Joanne nodded. She knew what this meant. It meant that the shoes were new, that they had cost a fortune, and that there was something about the red soles that she was meant to understand. It was a moment, she knew, when energetic admiration was expected of her, but she felt too exhausted even to lift her gaze from the floor back to her computer screen. Two bottles of wine in the middle of the week was something she could no longer do without suffering the consequences. A sharp arc of pain was strung between her temples, and Mona’s perfume, hanging on the air like pesticide, was not helping. Neither was Mona’s excitable presence, as she darted now from one filing cabinet to another, pulling out folders and slapping them on to her desk. She sat down to her computer. She stood up again. She went over to the bookcase by the window and took up a thick hardback. She leafed quickly through it, consulted a page, slammed it shut. She picked up her phone. She put it down.

‘You’re busy,’ Joanne said carefully.

‘Oh, God, I’m run off my bloody feet,’ Mona said, and then she laughed, and looked back at her shoes. ‘I really shouldn’t have bought these. But I couldn’t resist.’

Joanne nodded. ‘What are you working on?’

‘Oh, everything,’ Mona said. ‘I have to get a full day’s work done in half a day today. I have a lunch meeting with Rupert.’

‘So you’re taking a half-day?’

Mona looked to her screen. ‘Eoin sanctioned it. He said it’s important that we give Rupert the time he needs. Even if it’s in an informal setting. There’s still a lot of background we have to make sense of.’

‘Don’t we have all the background we need in the case notes by now?’ Joanne said, but Mona kept her eyes on her screen.

‘Don’t ask me, ask Eoin,’ she said. ‘I’m just doing what I was told.’

Joanne sighed. What this meant was that Mona’s workload for the day would end up being hers. She had too much to do as it was. But she would have to agree. Mona had been there longer than Joanne. She claimed seniority — as long as it was understood that seniority, in this instance, was not a matter of age.

‘You’re not going to walk all the way to the restaurant in those heels, surely,’ Joanne said. ‘It’s a fair trot to Fitzwilliam Square.’

Mona looked at her as though she were mad. ‘I’m not meeting Rupert at his restaurant,’ she said, in an incredulous tone. ‘Rupert can’t be seen at his restaurants at the moment. The paparazzi are staking them out. Didn’t you know?’

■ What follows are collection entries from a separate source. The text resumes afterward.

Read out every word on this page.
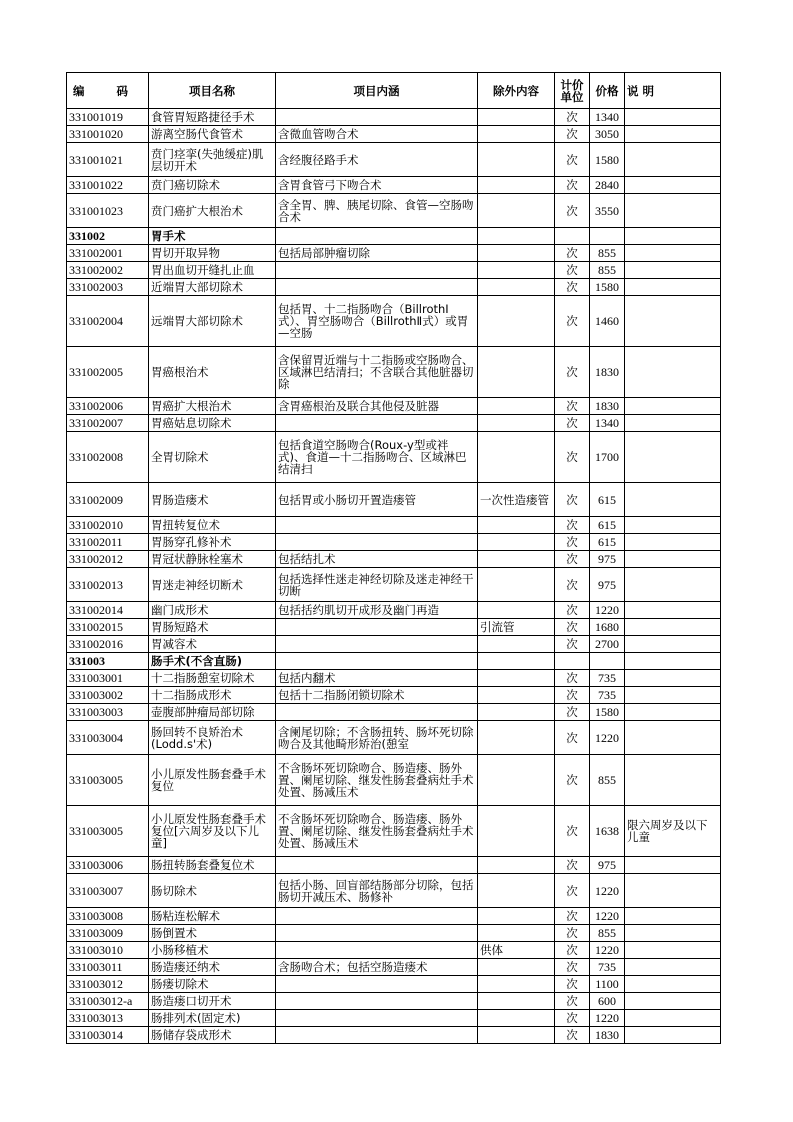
编 码	项目名称	项目内涵	除外内容	计价单位	价格	说 明
331001019	食管胃短路捷径手术			次	1340	
331001020	游离空肠代食管术	含微血管吻合术		次	3050	
331001021	贲门痉挛(失弛缓症)肌层切开术	含经腹径路手术		次	1580	
331001022	贲门癌切除术	含胃食管弓下吻合术		次	2840	
331001023	贲门癌扩大根治术	含全胃、脾、胰尾切除、食管—空肠吻合术		次	3550	
331002	胃手术					
331002001	胃切开取异物	包括局部肿瘤切除		次	855	
331002002	胃出血切开缝扎止血			次	855	
331002003	近端胃大部切除术			次	1580	
331002004	远端胃大部切除术	包括胃、十二指肠吻合（BillrothⅠ式）、胃空肠吻合（BillrothⅡ式）或胃—空肠		次	1460	
331002005	胃癌根治术	含保留胃近端与十二指肠或空肠吻合、区域淋巴结清扫；不含联合其他脏器切除		次	1830	
331002006	胃癌扩大根治术	含胃癌根治及联合其他侵及脏器		次	1830	
331002007	胃癌姑息切除术			次	1340	
331002008	全胃切除术	包括食道空肠吻合(Roux-y型或袢式)、食道—十二指肠吻合、区域淋巴结清扫		次	1700	
331002009	胃肠造瘘术	包括胃或小肠切开置造瘘管	一次性造瘘管	次	615	
331002010	胃扭转复位术			次	615	
331002011	胃肠穿孔修补术			次	615	
331002012	胃冠状静脉栓塞术	包括结扎术		次	975	
331002013	胃迷走神经切断术	包括选择性迷走神经切除及迷走神经干切断		次	975	
331002014	幽门成形术	包括括约肌切开成形及幽门再造		次	1220	
331002015	胃肠短路术		引流管	次	1680	
331002016	胃减容术			次	2700	
331003	肠手术(不含直肠)					
331003001	十二指肠憩室切除术	包括内翻术		次	735	
331003002	十二指肠成形术	包括十二指肠闭锁切除术		次	735	
331003003	壶腹部肿瘤局部切除			次	1580	
331003004	肠回转不良矫治术(Lodd.s'术)	含阑尾切除；不含肠扭转、肠坏死切除吻合及其他畸形矫治(憩室		次	1220	
331003005	小儿原发性肠套叠手术复位	不含肠坏死切除吻合、肠造瘘、肠外置、阑尾切除、继发性肠套叠病灶手术处置、肠减压术		次	855	
331003005	小儿原发性肠套叠手术复位[六周岁及以下儿童]	不含肠坏死切除吻合、肠造瘘、肠外置、阑尾切除、继发性肠套叠病灶手术处置、肠减压术		次	1638	限六周岁及以下儿童
331003006	肠扭转肠套叠复位术			次	975	
331003007	肠切除术	包括小肠、回盲部结肠部分切除，包括肠切开减压术、肠修补		次	1220	
331003008	肠粘连松解术			次	1220	
331003009	肠倒置术			次	855	
331003010	小肠移植术		供体	次	1220	
331003011	肠造瘘还纳术	含肠吻合术；包括空肠造瘘术		次	735	
331003012	肠瘘切除术			次	1100	
331003012-a	肠造瘘口切开术			次	600	
331003013	肠排列术(固定术)			次	1220	
331003014	肠储存袋成形术			次	1830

‘I have to say, I didn’t.’

‘Well, yes, they are,’ Mona said, turning fully around in her chair now. ‘That creep over at the Herald has a total vendetta against Rupert.’

Joanne felt the beginnings of a smirk. She turned it into a cough. One photograph of Rupert Lefroy had, indeed, been taken outside his sushi restaurant and carried alongside coverage of the case in an evening newspaper, but the coincidence of a high-profile American actress having eaten there on the same evening could hardly be ignored. Neither did Joanne imagine that a scattering of bored newspaper photographers, fitting the job between an ad shoot and a football match, could be described as paparazzi.

‘I’m sure Rupert is well able for them,’ she said, and Mona nodded.

‘Well, yes, he’s used to this sort of thing,’ she said. ‘But, still, I hope they’re not waiting for us at the Shelbourne.’

‘The Shelbourne’s hardly out of the way.’

Mona ignored this. ‘So I’ll need you to step in on some stuff for me,’ she said, pulling her chair back up to her desk. ‘There’s a big section of the transcript that I haven’t even looked at yet, and Eoin wants notes on it by this evening. It’s that old bat again, Rupert’s mother. I’m sorry to land you with more of her ramblings.’